Il explique donc que sa situation administrative, qui ne lui permet plus de percevoir des aides et, notamment, le RSA, et sa situation médicale l’empêchent de travailler et précise ne subvenir à ses besoins que grâce à l’aide apportée par des associations.
Ces éléments n’établissent pas la capacité de M. [Z] de régler sa dette dans les délais sollicités alors au surplus que ces derniers ne sauraient excéder 24 mois.
Dans ces conditions, il convient, infirmant l’ordonnance entreprise de rejeter cette demande.
Sur la demande de délais pour quitter les lieux
L’article L.412-3 du code des procédures civiles d’exécution dispose que le juge peut accorder des délais renouvelables aux occupants de lieux habités, dont l’expulsion a été ordonnée judiciairement, chaque fois que le relogement des intéressés ne peut avoir lieu dans des conditions normales, sans que ces occupants aient à justifier d’un titre à l’origine de l’occupation. Le juge qui ordonne l’expulsion peut accorder les mêmes délais, dans les mêmes conditions.
L’article L. 412-4 du même code précise que la durée de ces délais ne peut, en aucun cas, être inférieure à trois mois ni supérieure à trois ans. Pour la fixation de ces délais, il est tenu compte de la bonne ou mauvaise volonté manifestée par l’occupant dans l’exécution de ses obligations, des situations respectives du propriétaire et de l’occupant, notamment en ce qui concerne l’âge, l’état de santé, la qualité de sinistré par faits de guerre, la situation de famille ou de fortune de chacun d’eux, les circonstances atmosphériques, ainsi que des diligences que l’occupant justifie avoir faites en vue de son relogement. Il est également tenu compte du droit à un logement décent et indépendant, des délais liés aux recours engagés selon les modalités prévues aux articles L. 441-2-3 et L. 441-2-3-1 du code de la construction et de l’habitation et du délai prévisible de relogement des intéressés.
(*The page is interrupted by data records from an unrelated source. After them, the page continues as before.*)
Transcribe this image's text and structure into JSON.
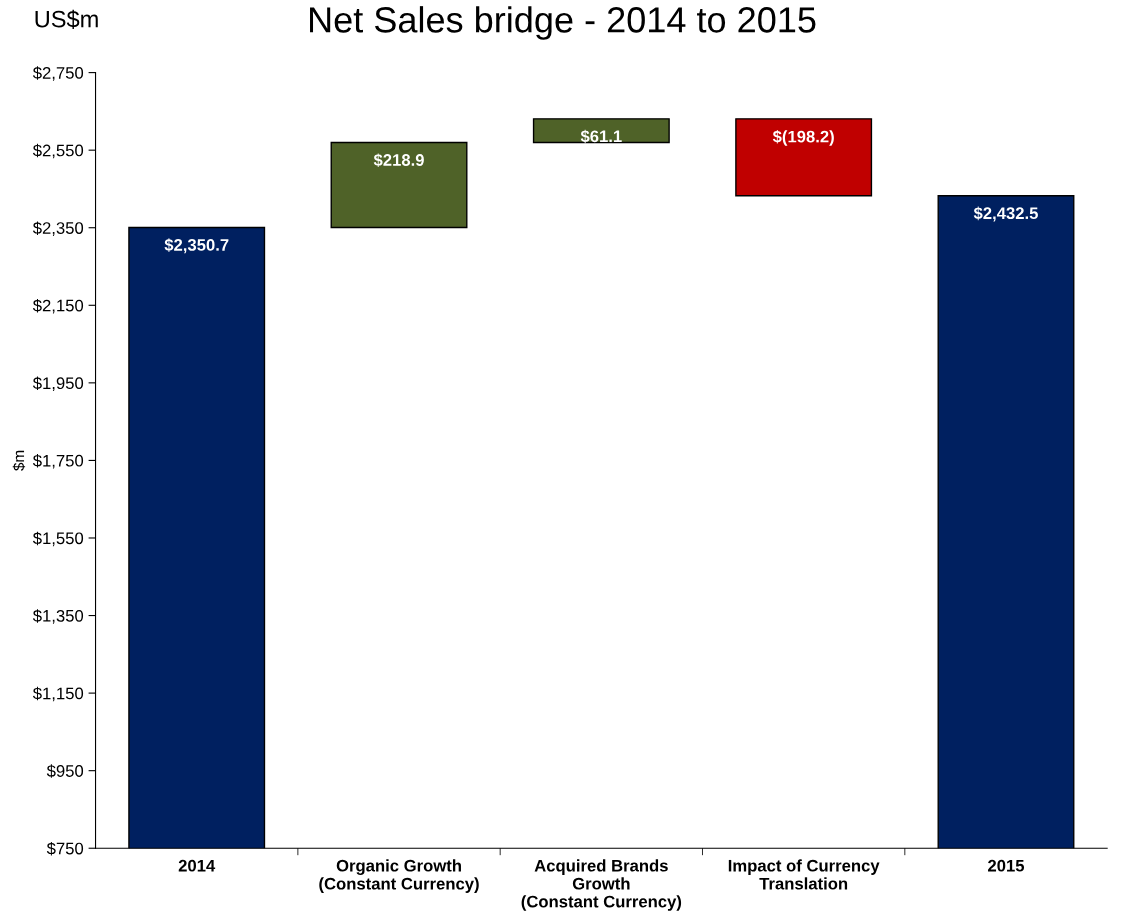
{
  "chart_data": {
    "type": "bar",
    "title": "Net Sales bridge - 2014 to 2015",
    "ylabel": "$m",
    "annotations": [
      "US$m"
    ],
    "categories": [
      "2014",
      "Organic Growth\n(Constant Currency)",
      "Acquired Brands\nGrowth\n(Constant Currency)",
      "Impact of Currency\nTranslation",
      "2015"
    ],
    "values": [
      2350.7,
      218.9,
      61.1,
      -198.2,
      2432.5
    ],
    "base": [
      null,
      2350.7,
      2569.6,
      2630.7,
      null
    ],
    "colors": [
      "#002060",
      "#4f6228",
      "#4f6228",
      "#c00000",
      "#002060"
    ],
    "value_labels": [
      "$2,350.7",
      "$218.9",
      "$61.1",
      "$(198.2)",
      "$2,432.5"
    ],
    "ylim": [
      750,
      2750
    ],
    "yticks": [
      {
        "value": 750,
        "label": "$750"
      },
      {
        "value": 950,
        "label": "$950"
      },
      {
        "value": 1150,
        "label": "$1,150"
      },
      {
        "value": 1350,
        "label": "$1,350"
      },
      {
        "value": 1550,
        "label": "$1,550"
      },
      {
        "value": 1750,
        "label": "$1,750"
      },
      {
        "value": 1950,
        "label": "$1,950"
      },
      {
        "value": 2150,
        "label": "$2,150"
      },
      {
        "value": 2350,
        "label": "$2,350"
      },
      {
        "value": 2550,
        "label": "$2,550"
      },
      {
        "value": 2750,
        "label": "$2,750"
      }
    ],
    "grid": false,
    "legend": false
  }
}
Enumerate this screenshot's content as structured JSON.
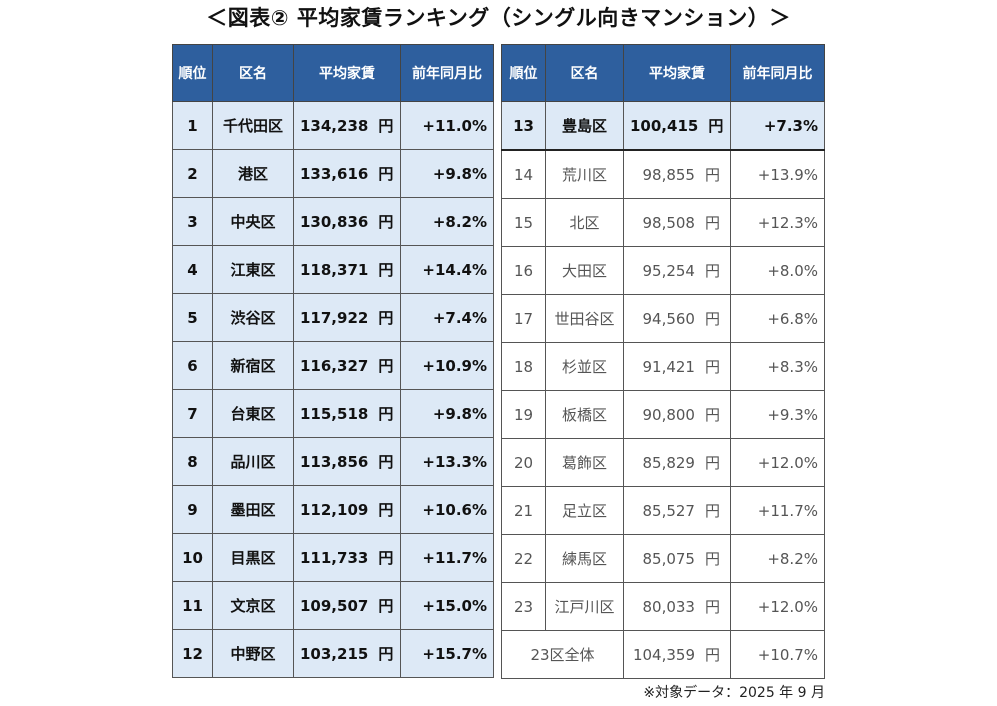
{
  "title": "＜図表② 平均家賃ランキング（シングル向きマンション）＞",
  "headers": [
    "順位",
    "区名",
    "平均家賃",
    "前年同月比"
  ],
  "currency_unit": "円",
  "colors": {
    "header_bg": "#2e5f9e",
    "highlight_bg": "#dde9f6"
  },
  "left_rows": [
    {
      "rank": "1",
      "ward": "千代田区",
      "rent": "134,238",
      "change": "+11.0%"
    },
    {
      "rank": "2",
      "ward": "港区",
      "rent": "133,616",
      "change": "+9.8%"
    },
    {
      "rank": "3",
      "ward": "中央区",
      "rent": "130,836",
      "change": "+8.2%"
    },
    {
      "rank": "4",
      "ward": "江東区",
      "rent": "118,371",
      "change": "+14.4%"
    },
    {
      "rank": "5",
      "ward": "渋谷区",
      "rent": "117,922",
      "change": "+7.4%"
    },
    {
      "rank": "6",
      "ward": "新宿区",
      "rent": "116,327",
      "change": "+10.9%"
    },
    {
      "rank": "7",
      "ward": "台東区",
      "rent": "115,518",
      "change": "+9.8%"
    },
    {
      "rank": "8",
      "ward": "品川区",
      "rent": "113,856",
      "change": "+13.3%"
    },
    {
      "rank": "9",
      "ward": "墨田区",
      "rent": "112,109",
      "change": "+10.6%"
    },
    {
      "rank": "10",
      "ward": "目黒区",
      "rent": "111,733",
      "change": "+11.7%"
    },
    {
      "rank": "11",
      "ward": "文京区",
      "rent": "109,507",
      "change": "+15.0%"
    },
    {
      "rank": "12",
      "ward": "中野区",
      "rent": "103,215",
      "change": "+15.7%"
    }
  ],
  "right_rows": [
    {
      "rank": "13",
      "ward": "豊島区",
      "rent": "100,415",
      "change": "+7.3%"
    },
    {
      "rank": "14",
      "ward": "荒川区",
      "rent": "98,855",
      "change": "+13.9%"
    },
    {
      "rank": "15",
      "ward": "北区",
      "rent": "98,508",
      "change": "+12.3%"
    },
    {
      "rank": "16",
      "ward": "大田区",
      "rent": "95,254",
      "change": "+8.0%"
    },
    {
      "rank": "17",
      "ward": "世田谷区",
      "rent": "94,560",
      "change": "+6.8%"
    },
    {
      "rank": "18",
      "ward": "杉並区",
      "rent": "91,421",
      "change": "+8.3%"
    },
    {
      "rank": "19",
      "ward": "板橋区",
      "rent": "90,800",
      "change": "+9.3%"
    },
    {
      "rank": "20",
      "ward": "葛飾区",
      "rent": "85,829",
      "change": "+12.0%"
    },
    {
      "rank": "21",
      "ward": "足立区",
      "rent": "85,527",
      "change": "+11.7%"
    },
    {
      "rank": "22",
      "ward": "練馬区",
      "rent": "85,075",
      "change": "+8.2%"
    },
    {
      "rank": "23",
      "ward": "江戸川区",
      "rent": "80,033",
      "change": "+12.0%"
    }
  ],
  "total_row": {
    "label": "23区全体",
    "rent": "104,359",
    "change": "+10.7%"
  },
  "footnote": "※対象データ：2025 年 9 月"
}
Au regard de la situation personnelle de M. [Z] qui apparaît particulièrement précaire, et de l’absence de solution de relogement, celui-ci justifiant avoir sollicité l’octroi d’un logement social le 12 juillet 2025, il convient de lui accorder un délai de 12 mois à compter de la signification du présent arrêt pour quitter les lieux.
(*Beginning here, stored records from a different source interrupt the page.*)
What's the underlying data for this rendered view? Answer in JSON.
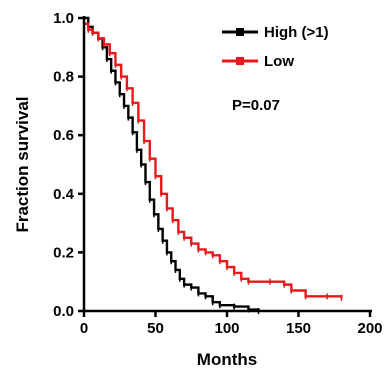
{
  "chart_data": {
    "type": "line",
    "step": true,
    "title": "",
    "xlabel": "Months",
    "ylabel": "Fraction survival",
    "xlim": [
      0,
      200
    ],
    "ylim": [
      0.0,
      1.0
    ],
    "xticks": [
      0,
      50,
      100,
      150,
      200
    ],
    "xtick_labels": [
      "0",
      "50",
      "100",
      "150",
      "200"
    ],
    "yticks": [
      0.0,
      0.2,
      0.4,
      0.6,
      0.8,
      1.0
    ],
    "ytick_labels": [
      "0.0",
      "0.2",
      "0.4",
      "0.6",
      "0.8",
      "1.0"
    ],
    "grid": false,
    "legend_position": "top-right",
    "annotation": "P=0.07",
    "series": [
      {
        "name": "High (>1)",
        "color": "#000000",
        "points": [
          [
            0,
            1.0
          ],
          [
            3,
            0.97
          ],
          [
            6,
            0.95
          ],
          [
            10,
            0.93
          ],
          [
            13,
            0.9
          ],
          [
            16,
            0.86
          ],
          [
            19,
            0.82
          ],
          [
            22,
            0.78
          ],
          [
            25,
            0.74
          ],
          [
            28,
            0.7
          ],
          [
            31,
            0.66
          ],
          [
            34,
            0.61
          ],
          [
            37,
            0.55
          ],
          [
            40,
            0.5
          ],
          [
            43,
            0.44
          ],
          [
            46,
            0.38
          ],
          [
            49,
            0.33
          ],
          [
            52,
            0.28
          ],
          [
            55,
            0.24
          ],
          [
            58,
            0.2
          ],
          [
            61,
            0.17
          ],
          [
            64,
            0.14
          ],
          [
            67,
            0.11
          ],
          [
            70,
            0.09
          ],
          [
            75,
            0.08
          ],
          [
            80,
            0.06
          ],
          [
            85,
            0.05
          ],
          [
            90,
            0.03
          ],
          [
            95,
            0.02
          ],
          [
            105,
            0.015
          ],
          [
            115,
            0.005
          ],
          [
            122,
            0.0
          ]
        ]
      },
      {
        "name": "Low",
        "color": "#e8191c",
        "points": [
          [
            0,
            0.98
          ],
          [
            3,
            0.96
          ],
          [
            6,
            0.95
          ],
          [
            10,
            0.93
          ],
          [
            14,
            0.91
          ],
          [
            18,
            0.88
          ],
          [
            22,
            0.84
          ],
          [
            26,
            0.8
          ],
          [
            30,
            0.76
          ],
          [
            34,
            0.71
          ],
          [
            38,
            0.65
          ],
          [
            42,
            0.58
          ],
          [
            46,
            0.52
          ],
          [
            50,
            0.46
          ],
          [
            54,
            0.4
          ],
          [
            58,
            0.35
          ],
          [
            62,
            0.31
          ],
          [
            66,
            0.27
          ],
          [
            70,
            0.25
          ],
          [
            75,
            0.23
          ],
          [
            80,
            0.21
          ],
          [
            85,
            0.2
          ],
          [
            90,
            0.19
          ],
          [
            95,
            0.17
          ],
          [
            100,
            0.15
          ],
          [
            105,
            0.13
          ],
          [
            110,
            0.11
          ],
          [
            115,
            0.1
          ],
          [
            130,
            0.1
          ],
          [
            140,
            0.09
          ],
          [
            145,
            0.07
          ],
          [
            155,
            0.05
          ],
          [
            170,
            0.05
          ],
          [
            180,
            0.045
          ]
        ]
      }
    ]
  }
}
Sur les dépens et les frais irrépétibles
Succombant en ses prétentions, M. [Z] supportera les dépens de première instance et d’appel.
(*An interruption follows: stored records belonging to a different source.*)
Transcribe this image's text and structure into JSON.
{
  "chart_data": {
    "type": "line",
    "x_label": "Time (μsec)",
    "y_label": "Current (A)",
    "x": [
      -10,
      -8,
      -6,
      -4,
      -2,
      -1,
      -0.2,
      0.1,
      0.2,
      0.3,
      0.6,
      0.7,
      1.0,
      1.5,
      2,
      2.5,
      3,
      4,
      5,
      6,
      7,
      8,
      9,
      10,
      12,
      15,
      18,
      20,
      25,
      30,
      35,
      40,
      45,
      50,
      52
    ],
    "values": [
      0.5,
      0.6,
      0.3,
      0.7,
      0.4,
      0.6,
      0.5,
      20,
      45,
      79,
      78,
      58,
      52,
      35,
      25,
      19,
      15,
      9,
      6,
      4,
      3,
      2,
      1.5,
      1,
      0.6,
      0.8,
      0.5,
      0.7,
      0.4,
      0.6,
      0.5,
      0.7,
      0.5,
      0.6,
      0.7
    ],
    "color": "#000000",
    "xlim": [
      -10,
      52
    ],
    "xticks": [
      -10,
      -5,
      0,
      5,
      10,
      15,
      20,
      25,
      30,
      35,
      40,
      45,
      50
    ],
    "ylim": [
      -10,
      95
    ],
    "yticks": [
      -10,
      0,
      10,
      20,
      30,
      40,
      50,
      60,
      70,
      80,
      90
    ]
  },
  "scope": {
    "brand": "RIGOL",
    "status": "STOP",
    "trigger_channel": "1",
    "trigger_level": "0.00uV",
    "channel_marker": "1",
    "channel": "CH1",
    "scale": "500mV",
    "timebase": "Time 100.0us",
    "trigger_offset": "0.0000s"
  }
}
Aucune considération d’équité ne commande de faire application des dispositions de l’article 700 du code de procédure civile tant pour les frais irrépétibles exposés en première instance qu’à hauteur de cour.
PAR CES MOTIFS
Infirme l’ordonnance entreprise en toutes ses dispositions ;
Statuant à nouveau,
Constate l’acquisition des effets de la clause résolutoire du contrat de résidence liant les parties à la date du 3 septembre 2024 ;
Ordonne, à défaut de départ de M. [Z], à l’expiration d’un délai de douze mois courant à compter de la signification du présent arrêt, son expulsion et celle de tous occupants de son chef du logement n° 4310, dépendant du foyer-logement situé au [Adresse 3], à [Localité 5] (Seine-[Localité 6]), avec l’assistance, si nécessaire, d’un serrurier et de la force publique ;
Dit que le sort des meubles trouvés sur place sera régi par les articles L. 433-1 et suivants, R. 433-1 et suivants du code des procédures civiles d’exécution ;
Condamne M. [Z] à payer à la société [R], à titre provisionnel, une indemnité d’occupation mensuelle égale au montant de la redevance qui aurait été due si le contrat s’était poursuivi, à compter du 4 septembre 2024 et jusqu’à la libération effective des lieux ;
Condamne M. [Z] à payer à la société [R] une provision de 755,63 euros à valoir sur l’arriéré de redevances et indemnités d’occupation arrêté au 30 septembre 2025, terme de septembre 2025 inclus ;
Rejette les demandes de M. [Z] de délais de paiement et de suspension des effets de la clause résolutoire ;
Condamne M. [Z] aux dépens de première instance et d’appel, qui seront recouvrés conformément à la loi sur l’aide juridictionnelle ;
Dit n’y avoir lieu à l’application de l’article 700 du code de procédure civile.